V. 7. Ah, l’extraordinaire Remoleux, qu’on voit dans tous vos films et qui était aussi dans «Cinéma-Cinémas»…

 J.-P.M. Justement, cette expérience de tournage rapide, 12 minutes en 48 heures, a été une bonne leçon pour moi. Je n’avais jamais fait de 16 mm. J’aimerais recommencer et tourner cette série très vite, à la fois pour la TV et pour une diffusion vidéo, on pourrait en mettre quatre par cassette. Ce seraient les aventures d’un naïf, une sorte de Candide-Remoleux qui ferait tous les métiers : cambrioleur, bistrot, peintre, coiffeur… Une galerie de caractères comme La Bruyère…

V. 7. Certains burlesques ont exploité ce principe, comme Laurel et Hardy.

 J.-P.M. Avec cette différence que les films de Laurel et Hardy étaient faits pour plaire et que les miens seront faits pour déplaire, comme des révélateurs qui dérangent. J’ai trouvé le titre de ma société : «Les chiens aboient, la caravane passe». Je ferai un générique pompeux comme celui de la MGM avec- un vrai chien et des chameaux qui défilent dans le fond. La série pourrait s’appeler « Mocky s’moque» ou «Bestiaire». Je pense qu’on pourrait vendre les cassettes par correspondance, en souscription.

V. 7. Avec Remoleux et les autres, vous dénichez toujours des personnages bizarres, étonnants…

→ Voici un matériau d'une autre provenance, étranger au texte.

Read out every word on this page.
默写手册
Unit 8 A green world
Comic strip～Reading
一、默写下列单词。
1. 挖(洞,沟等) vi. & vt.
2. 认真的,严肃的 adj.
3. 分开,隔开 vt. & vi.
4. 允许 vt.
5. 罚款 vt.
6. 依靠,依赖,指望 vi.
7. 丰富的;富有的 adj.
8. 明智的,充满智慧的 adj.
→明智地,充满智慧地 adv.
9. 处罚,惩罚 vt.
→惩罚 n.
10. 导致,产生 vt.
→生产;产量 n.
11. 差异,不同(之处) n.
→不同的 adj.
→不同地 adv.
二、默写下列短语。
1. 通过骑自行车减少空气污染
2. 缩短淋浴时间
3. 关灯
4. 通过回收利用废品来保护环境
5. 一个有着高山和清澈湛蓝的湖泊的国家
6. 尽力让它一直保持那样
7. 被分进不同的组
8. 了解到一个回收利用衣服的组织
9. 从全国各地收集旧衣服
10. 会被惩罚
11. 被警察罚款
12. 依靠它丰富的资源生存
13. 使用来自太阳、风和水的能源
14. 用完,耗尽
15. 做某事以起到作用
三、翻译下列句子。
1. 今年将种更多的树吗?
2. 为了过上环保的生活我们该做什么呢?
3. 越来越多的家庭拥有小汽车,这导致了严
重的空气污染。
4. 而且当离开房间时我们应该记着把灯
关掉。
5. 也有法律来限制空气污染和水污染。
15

 J.-P.M. Dans le cinéma d’aujourd’hui, on ne se fait plus de tête. Sur l’écran, on ne voit que des gens de tous les jours. Or, c’est faux, comme ces personnages qui ont un langage « à la mode ». Dans le métro, il n’y a pas que des types qui disent «cool» et «super». Je n’aime pas ça, comme je n’aime pas tutoyer les gens. Aujourd’hui, dans les Maisons de la Culture, on me tape sur le ventre en m’appelant «Mon vieux». Je ne veux pas qu’on m’appelle «Maître», mais enfin… Dans le cinéma aujourd’hui, on meurt de manque de physiques. Je crois beaucoup à un type qui pourrait être un bon comique entre Coluche et Groucho Marx, c’est Gotainer. Je voudrais le faire tourner. Avec «Les aventuriers de l’arche perdue», Spielberg a choisi des gueules bizarres dans l’esprit des années 1930. Aujourd’hui, en France, les types sont tous pareils. Nostalgique du cinéma français des années 1930-1940, jeune comédien avant de se lancer dans la mise en scène, Jean-Pierre Mocky en a gardé le don le plus précieux, ce sens instinctif du spectacle si rare dans les films des années 1980. Les cassettes de ses films enfin disponibles, c’est un vrai bain de jouvence. Profitons-en.